My fellow club members and I snuggle down into the soft, deep sofas.  We sip the hot chocolate in unison and sigh collectively. 
          ‘Well?’ Chantal says.
          Autumn already has a ring of chocolate round her mouth and is wide-eyed with expectation. 
          I look round at the circle of my good friends.  ‘Are you sitting comfortably, ladies?’  They all nod at me and we simultaneously reach for a thick, chocolately feuillantine.  ‘Then let me begin...’

Chapter Two

          She who eats chocolate must workout – it’s one of the first rules of the universe. So, on Tuesday evenings I go to a yoga class.  I finish the last bite of my Mars Bar and throw the wrapper in the bin.  It’s six o’clock and I’m hauling my gym bag from under my desk with the hope of making a prompt escape.
           I’m currently working at Targa – a computer company which specialises in data recovery – whatever that might be.  All I know is that I work here more frequently than anywhere else in my role as a temporary secretary, thoroughly wasting the 2:2 in Media Studies that I struggled so hard to get – despite the fact that everyone views it as a ‘nonsense’ degree.  Targa has endemic levels of stress, sickness and the deployment of duvet days.  I think some of my colleagues would benefit from going to my yoga class more than I do.  Whenever anyone falls pregnant they seem to find a reason to sack the poor, unfortunate woman, so I’ve done more than my fair share of maternity cover over the last few years.  Employment legislation means nothing here. 
           One of the few reasons that I like working at Targa is that it’s perilously close to Chocolate Heaven and, if I’m brisk, I can nip there in my lunch hour.  My current job is to cater for the wide and varying whims of six assorted salesmen, under the eagle eye of sales manager, Mr Aiden Holby.
           ‘Hi there, Gorgeous,’ Aiden Holby says as he passes my desk.  ‘Off to put your legs behind your neck tonight?’
           Targa is a very politically incorrect company too.  Sexual harassment and general abuse of the staff are regularly encouraged – mainly because it’s the only form of relief from the constant stress.  An ability to flirt outrageously and encompass a wide vocabulary of offensive language are both necessary requirements of recruitment. 
           ‘Yes.  Yoga beckons.
           ‘What I wouldn’t give to see you bending over in one of those tight little Lycra leotards.’
          ‘Yeah?’
           He holds up his hand.  ‘Don’t interrupt me.  I’m having a male moment.’
           ‘Dream on,’ I tell him as I head for the door.
           ‘I’m having a drink later with the guys at the Space bar,’ he says, turning up his hundred kilowatt smile.  ‘Join us.’
          ‘Can’t.  But thanks.'
           It’s tempting.  There’s only one thing that can count as better than chocolate and that’s a chocolate/alcohol combo.  ‘I’d better give it a miss,’ I say, trying to be virtuous.

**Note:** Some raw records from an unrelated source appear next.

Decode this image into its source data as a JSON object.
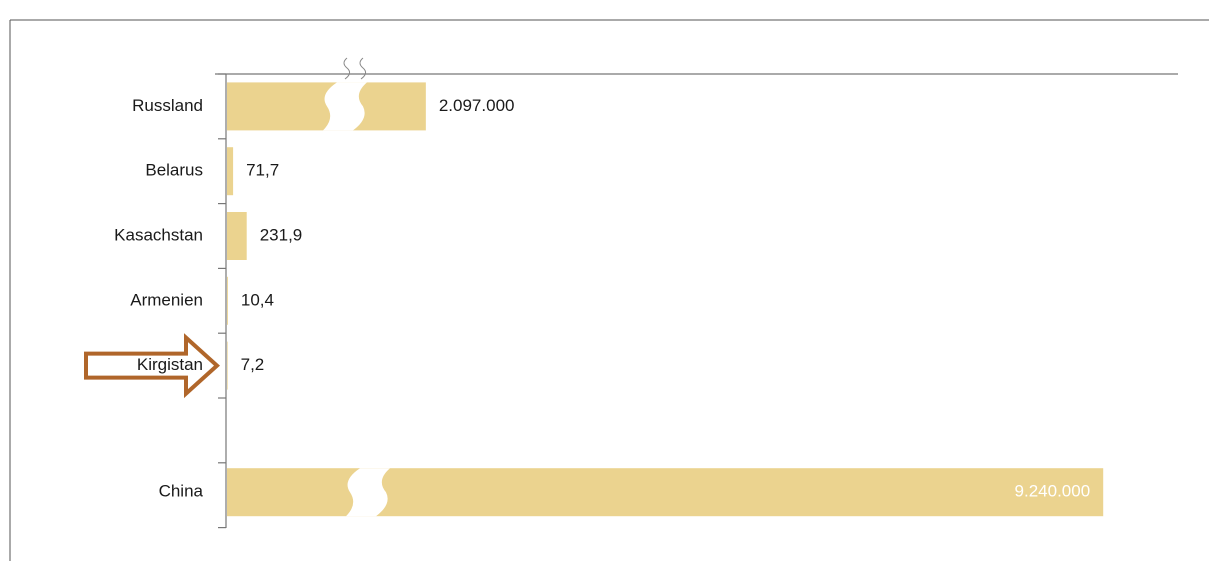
{
  "chart_data": {
    "type": "bar",
    "orientation": "horizontal",
    "broken_axis": true,
    "categories": [
      "Russland",
      "Belarus",
      "Kasachstan",
      "Armenien",
      "Kirgistan",
      null,
      "China"
    ],
    "values": [
      2097000,
      71.7,
      231.9,
      10.4,
      7.2,
      null,
      9240000
    ],
    "value_labels": [
      "2.097.000",
      "71,7",
      "231,9",
      "10,4",
      "7,2",
      null,
      "9.240.000"
    ],
    "color": "#ebd38f",
    "highlight": "Kirgistan",
    "highlight_color": "#b0662a"
  }
}
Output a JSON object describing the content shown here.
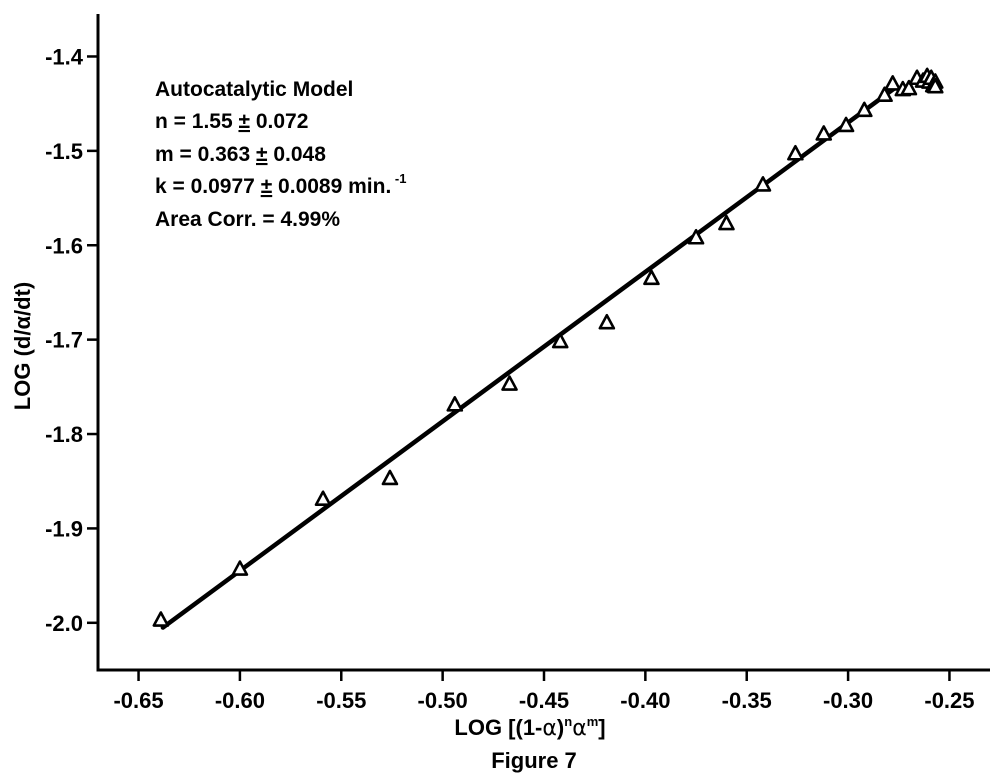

           ‘I was hoping to get you drunk so that you’d seduce me.’
           ‘You couldn’t afford that much vodka.’
           He laughs softly.  ‘Goodnight, Gorgeous.  See you tomorrow.’
           Aiden always addresses me as ‘Gorgeous’, but I’m not sure whether it’s because he does, in fact, think I’m gorgeous, or because they’ve had so many temps through the office that one generic name fits us all.  Saves all that pesky remembering.  I don’t, however, call him gorgeous – even though he is. 
           Aiden Holby is possessed of a rare charm.  All the female members of staff - particularly those of a certain age and of an impressionable disposition - think he’s fab.  He’s tall, dark and ridiculously handsome.  The fact that he’s got an irrepressibly cheeky smile and naughty twinkling eyes hasn’t exactly escaped my attention either.  I do occasionally find myself talking in glowing terms about Mr Aiden Holby at The Chocolate Lovers’ Club and the girls have duly nicknamed him ‘Crush’.  Not that I have a crush on my boss - not really.  It’s just a slightly exaggerated appreciation of his skills in the workplace, his charm and his rather obvious rugged good looks.  Besides, while Mr Aiden ‘Crush’ Holby is a resolutely single man, I am a woman in a committed, long-term relationship.  I’m loyal to Marcus to the nth degree – even though my friends at the Chocolate Lovers’ Club quite often point out that my loyalty is entirely misguided.